Below is my attempt. I defined a special container type for the text, where the type parameter specifies (via compound types) what annotations have been added to the text, and then the functions specify their type parameters appropriately to ensure that they can't be run until their prerequisites are part of the compound type.
trait AnalyzedText[T] {
def text: String
def ++[U](annotations: Iterator[U]): AnalyzedText[T with U]
}
val begin: (AnalyzedText[Any] => AnalyzedText[Any]) = identity
def sentenceSegmenter[T]: (AnalyzedText[T] => AnalyzedText[T with Sentence]) = ???
def tokenizer[T <: Sentence]: (AnalyzedText[T] => AnalyzedText[T with Token]) = ???
// compiles
val pipeline = begin andThen sentenceSegmenter andThen tokenizer
// fails to compile -- good!
//val brokenPipeline = begin andThen tokenizer andThen sentenceSegmenter
So far, so good. The problem arises when I try to actually define one of the functions. For example, I'd like to define tokenizer
something like:
def tokenizer[T <: Sentence]: (AnalyzedText[T] => AnalyzedText[T with Token]) =
text => text ++ "\\S+".r.findAllMatchIn(text.text).map(m => new Token(m.start, m.end))

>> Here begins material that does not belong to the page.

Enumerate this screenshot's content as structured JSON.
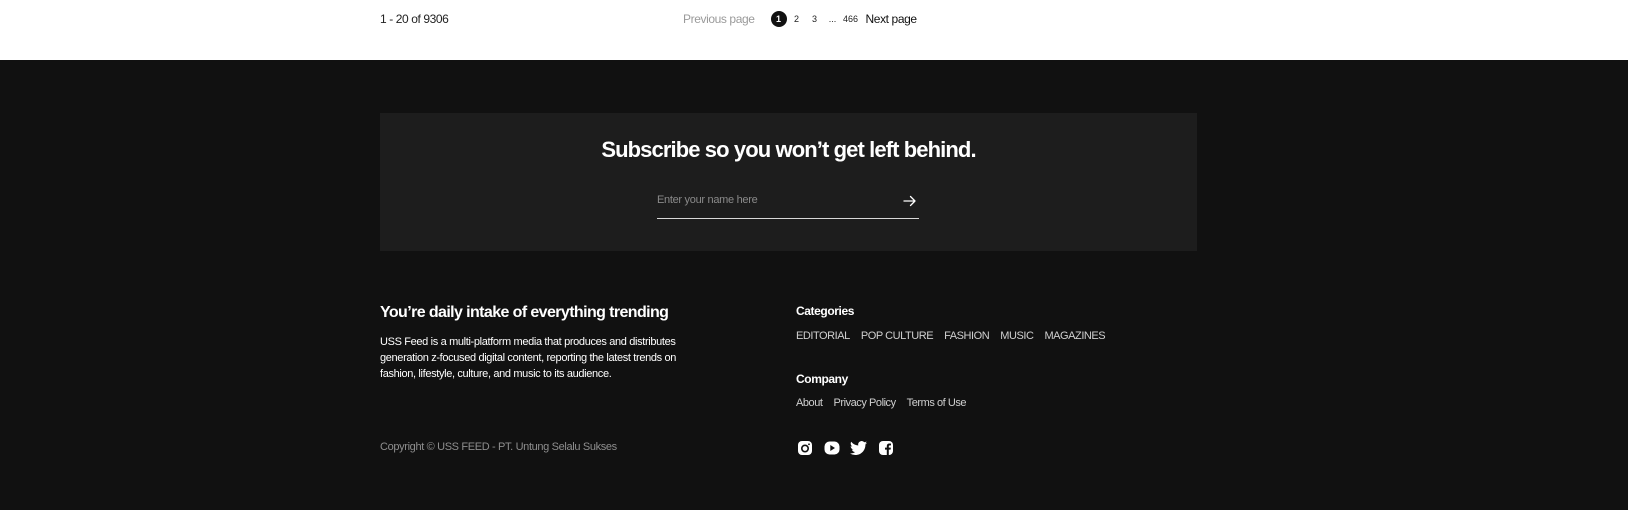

But the Scala compiler can't figure out how to infer the type argument for the ++
method, and unless I manually specify the type parameter, text.++[Token](...)
, this produces the error:
type mismatch; found: Iterator[Token] required: Iterator[Nothing]
Is there a way to get this type parameter to be inferred? Or, alternatively, am I thinking about the problem wrong? Is there a better way to capture these kinds of function-composition constraints in Scala?